San Juan Opico (or Opico) is a municipality in the La Libertad department of El Salvador.

It is located 42 kilometers from San Salvador, capital of the country. The municipality has an area of 218 km^{2} and a population of 74,280 inhabitants; according to the 2007 census it is ranked No. 13 in population.

Within its territory are pre-Columbian archaeological sites like Joya de Cerén and San Andrés and a church built in the colonial era.

==History==
Opico was established as an Indian village in 1572 and received the title of town in 1881.
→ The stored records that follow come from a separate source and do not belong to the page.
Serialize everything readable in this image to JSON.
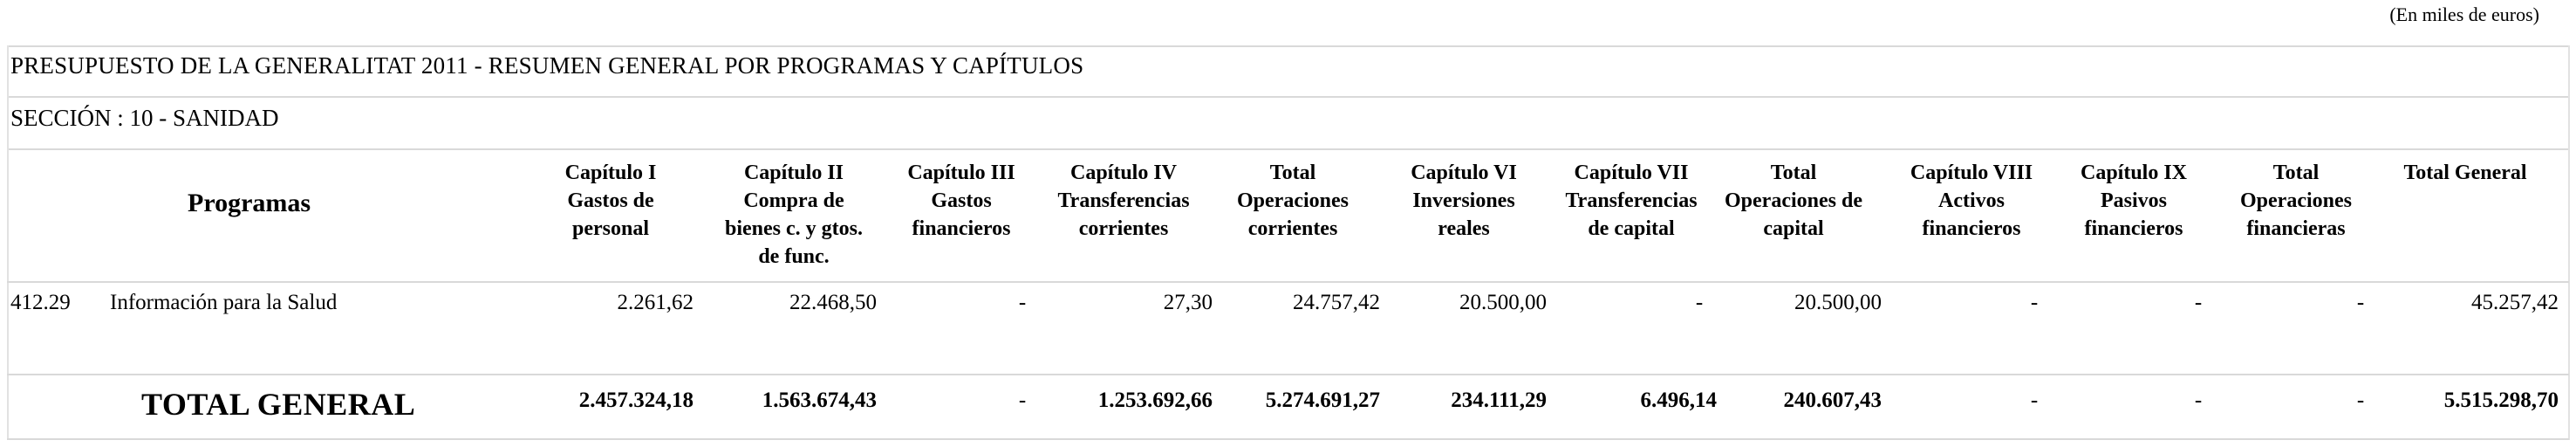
{
  "units_note": "(En miles de euros)",
  "title": "PRESUPUESTO DE LA GENERALITAT 2011 - RESUMEN GENERAL POR PROGRAMAS Y CAPÍTULOS",
  "section": "SECCIÓN : 10  -  SANIDAD",
  "programs_header": "Programas",
  "columns": [
    [
      "Capítulo I",
      "Gastos de",
      "personal"
    ],
    [
      "Capítulo II",
      "Compra de",
      "bienes c. y gtos.",
      "de func."
    ],
    [
      "Capítulo III",
      "Gastos",
      "financieros"
    ],
    [
      "Capítulo IV",
      "Transferencias",
      "corrientes"
    ],
    [
      "Total",
      "Operaciones",
      "corrientes"
    ],
    [
      "Capítulo VI",
      "Inversiones",
      "reales"
    ],
    [
      "Capítulo VII",
      "Transferencias",
      "de capital"
    ],
    [
      "Total",
      "Operaciones de",
      "capital"
    ],
    [
      "Capítulo VIII",
      "Activos",
      "financieros"
    ],
    [
      "Capítulo IX",
      "Pasivos",
      "financieros"
    ],
    [
      "Total",
      "Operaciones",
      "financieras"
    ],
    [
      "Total General"
    ]
  ],
  "rows": [
    {
      "code": "412.29",
      "name": "Información para la Salud",
      "values": [
        "2.261,62",
        "22.468,50",
        "-",
        "27,30",
        "24.757,42",
        "20.500,00",
        "-",
        "20.500,00",
        "-",
        "-",
        "-",
        "45.257,42"
      ]
    }
  ],
  "total": {
    "label": "TOTAL GENERAL",
    "values": [
      "2.457.324,18",
      "1.563.674,43",
      "-",
      "1.253.692,66",
      "5.274.691,27",
      "234.111,29",
      "6.496,14",
      "240.607,43",
      "-",
      "-",
      "-",
      "5.515.298,70"
    ]
  }
}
===Administrative divisions===
It has 27 cantons:
San Jose la Cueva, Talcualuya, El Castillo, Buena Vista, Nombre de Dios, San Antonio, San Pedro Martir, Tehuicho, Barranca Honda, Los Amates, Pitichorro, Nueva Encarnación, Chantusnene, San Nicolás Encarnación, Minas de Plomo, San Pedro Oriente, San Felipe, Los Encuentros, Agua Escondida, Lomas de Santiago, Joya de Ceren, Sitio del Niño, Chanmico, Matazano, Sitio Grande, El Jabali, Las Delicias, and Las Granadillas.

==Sports==
The local football club is named Juventud Independiente and it played in the Salvadoran Premier Division after being promoted in Summer 2011. Now they play in the second division. They play their home games at the Complejo Municipal.